Lilja sloeg haar magere armen om zich heen en glimlachte naar Antonina. ‘Het is als een droom die waarheid wordt, Tosja. Echt waar. Ljosja, kun je je voorstellen hoeveel geluk wij hebben?’
Bij het horen van de verkleinvorm van haar naam, die Lilja zo vanzelfsprekend had gebruikt, voelde Antonina een golf van blijdschap. Ze had haar vriendin terug en ze had ook een manier gevonden om enige compensatie te bieden voor alles wat Lilja en haar broertje was aangedaan.
Misschien zou het haar ooit worden vergeven.
Binnen een maand hadden Lilja, Soso en Ljosja hun intrek genomen in de personeelskamers. Soso kreeg werk in de voorraadschuren, waar het voedsel voor het landgoed werd bewaard, en Ljosja was, zoals beloofd, een van de jongste staljongens geworden.
Ook al werd de baby pas over twee maanden verwacht, toch wilde Antonina dat Lilja zoveel mogelijk bij haar in de buurt was. Al snel zaten de twee jonge vrouwen net zo te lachen en te praten als ze dat bijna vijf jaar geleden hadden gedaan.
Antonina wilde Lilja zo graag om zich heen hebben dat ze Varvara overplaatste naar een andere baan en Lilja eveneens de rol van kamenier gaf. Antonina was opgelucht, nu ze niet steeds Varvara met haar afkeurende blik om zich heen hoefde te hebben. Ze wist dat ze nooit in de plaats van de overleden gravin zou kunnen treden, niet alleen voor Varvara maar ook, besefte ze nu, voor Konstantin.
Lilja leerde snel welke lagen kleding Antonina droeg, en hoe ze haar daar stuk voor stuk in moest helpen. Uiteindelijk was ze, na instructie van Antonina, ook in staat haar haar zo op te steken als Antonina het wenste. Het was eerst moeilijk voor haar, en soms moesten ze allebei lachen om haar moeizame pogingen. Maar een vrouw die fraai frivolitéwerk kon maken, kon ook leren hoe ze het ingewikkelde kapsel van een adellijke dame moest doen.
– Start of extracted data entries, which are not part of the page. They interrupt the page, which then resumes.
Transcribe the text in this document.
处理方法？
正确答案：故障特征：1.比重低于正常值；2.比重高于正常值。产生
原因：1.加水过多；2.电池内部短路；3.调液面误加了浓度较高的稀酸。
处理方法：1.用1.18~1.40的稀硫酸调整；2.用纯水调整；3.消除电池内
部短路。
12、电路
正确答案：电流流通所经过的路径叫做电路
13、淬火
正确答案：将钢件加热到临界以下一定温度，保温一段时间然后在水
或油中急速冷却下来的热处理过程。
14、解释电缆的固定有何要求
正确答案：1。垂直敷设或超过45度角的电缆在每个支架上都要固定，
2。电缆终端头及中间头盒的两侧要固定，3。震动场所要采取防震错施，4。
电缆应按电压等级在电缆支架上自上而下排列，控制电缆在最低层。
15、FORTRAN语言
Op een avond hielp Lilja Antonina te baden voor het haardvuur in haar slaapkamer, en teder gleed ze met haar hand over Antonina’s dikke buik. Er stak een voetje door de strakke huid omhoog. Ze liet haar hand er even op rusten terwijl ze naar Antonina glimlachte, en dit gaf Antonina de moed om naar de geboorte van haar dochters te vragen. Antonina schaamde zich voor haar onwetendheid ten aanzien van bevallingen en had niemand anders om ernaar te vragen.
Lilja, met haar hand nog steeds op Antonina’s buik, antwoordde niet meteen.
‘Lilja?’
Lilja keek eerst naar Antonina en daarna naar haar hand die langzaam de huid van de andere vrouw streelde. ‘Je huid is zo zacht,’ fluisterde ze.
Antonina haalde haar schouders op. ‘Mijn lichaam voelt alsof het niet meer van mij is. Wil je alsjeblieft tijdens de bevalling bij me blijven, Lilja?’
Lilja haalde haar hand weg en pakte een warme, droge handdoek. ‘Kom, het wordt tijd om naar bed te gaan.’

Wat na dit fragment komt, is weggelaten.